Kardeş yüreklerimiz kalem sallar bu gazetelerde...

Bizim işimiz onlarla değil...

Genel yayını yönetenlerle...

***

Bu gazetelerin pek çoğunun isim babası da benim...

Takip Gazetesi'ndeyken...

Arena'ya "Narina", Manşet'e "Janset"…

Hatta bir ara…

Denge'ye de "Yenge" adını takmıştım...

Ama haksızlık etmeyin...

O tarihlerde gerçekten de yengeniz Denge'de çalışıyordu…

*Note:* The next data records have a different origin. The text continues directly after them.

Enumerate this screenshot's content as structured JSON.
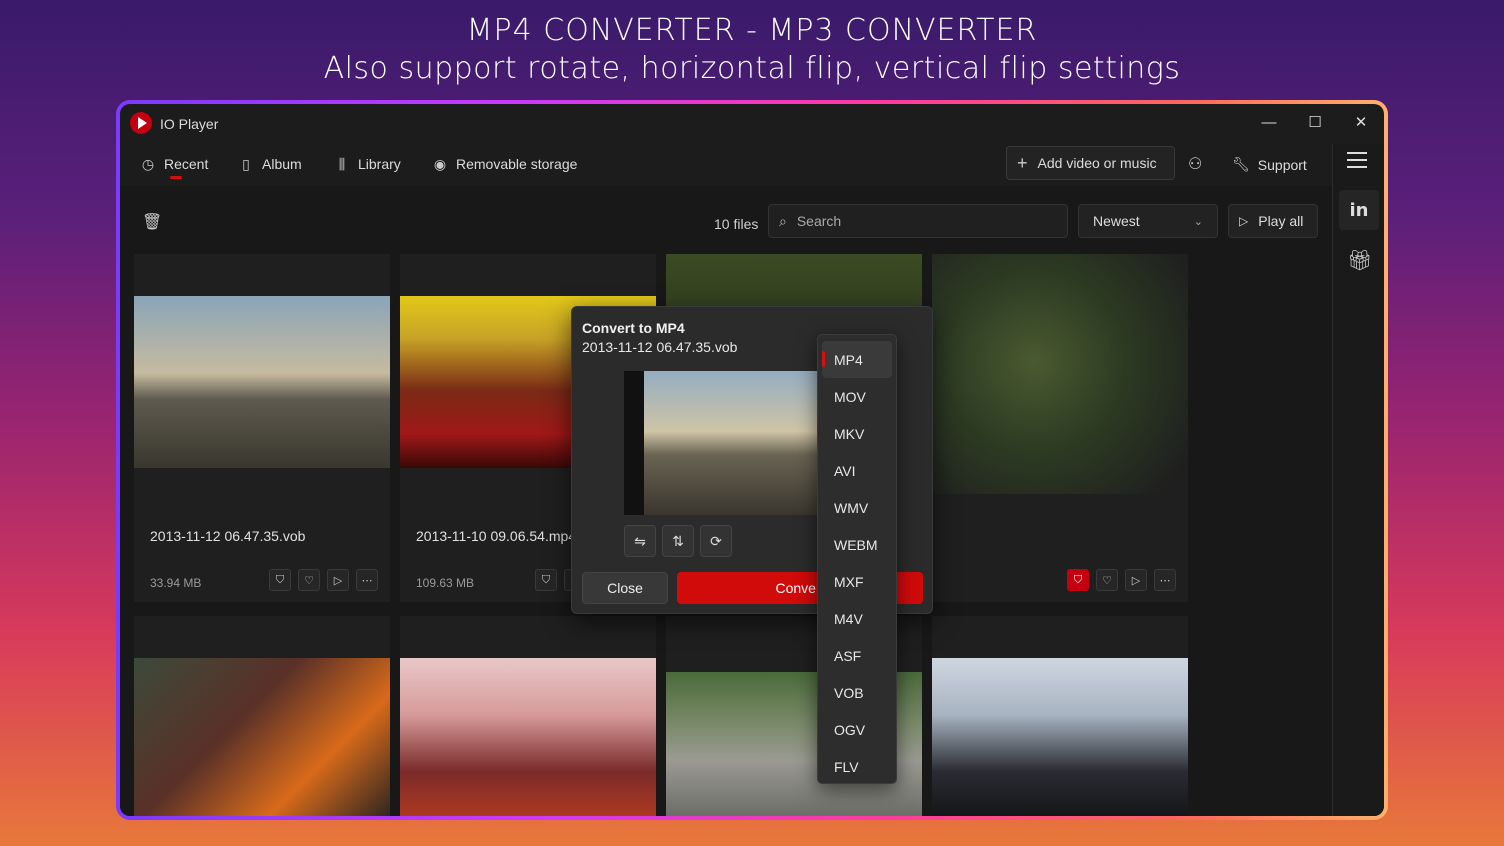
{
  "headline": {
    "line1": "MP4 CONVERTER - MP3 CONVERTER",
    "line2": "Also support rotate, horizontal flip, vertical flip settings"
  },
  "app": {
    "title": "IO Player",
    "window_controls": {
      "minimize": "—",
      "maximize": "☐",
      "close": "✕"
    }
  },
  "nav": {
    "items": [
      {
        "label": "Recent",
        "icon": "clock-icon"
      },
      {
        "label": "Album",
        "icon": "album-icon"
      },
      {
        "label": "Library",
        "icon": "library-icon"
      },
      {
        "label": "Removable storage",
        "icon": "disc-icon"
      }
    ],
    "add_label": "Add video or music",
    "support_label": "Support"
  },
  "toolbar": {
    "files_count": "10 files",
    "search_placeholder": "Search",
    "sort_value": "Newest",
    "play_all": "Play all"
  },
  "cards": [
    {
      "name": "2013-11-12 06.47.35.vob",
      "size": "33.94 MB"
    },
    {
      "name": "2013-11-10 09.06.54.mp4",
      "size": "109.63 MB"
    },
    {
      "name": "",
      "size": ""
    },
    {
      "name": "",
      "size": ""
    }
  ],
  "dialog": {
    "title": "Convert to MP4",
    "file": "2013-11-12 06.47.35.vob",
    "close_label": "Close",
    "convert_label": "Convert"
  },
  "formats": {
    "selected": "MP4",
    "options": [
      "MP4",
      "MOV",
      "MKV",
      "AVI",
      "WMV",
      "WEBM",
      "MXF",
      "M4V",
      "ASF",
      "VOB",
      "OGV",
      "FLV"
    ]
  },
  "colors": {
    "accent": "#d10a0a",
    "background": "#1c1c1c"
  }
}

Allah selamet versin... Eski yengeniz yani!..

***

Neyse...

Samsun'daki yerel gazeteler arasında biri var ki...

En kalını... Ve de en boyalısı...

En çok kendilerinin sattığını iddia ediyor bu gazete...

Ki, belki de kağıt üzerinde doğrudur...

Ama sadece kağıt üzerinde!..

***

Adını duymuşsunuzdur...

Ben ona kısaca "N'aber" diyorum...

Ama boşuna değil…

Tarzı bu çünkü...

Gazetecilikten bunu anlıyor N"aber"in Gen Yay Yön"ü…

Size nasıl yapıldığını anlatayım…

Sabah akşam eşini dostunu arayıp "N'aber" diye sorarsın...

Onların durumuna göre haber yaparsın...

Etliye sütlüye karışmazsın...

Çok şey yazıp hiç bir şey anlatmazsın...

Karnından konuşursun...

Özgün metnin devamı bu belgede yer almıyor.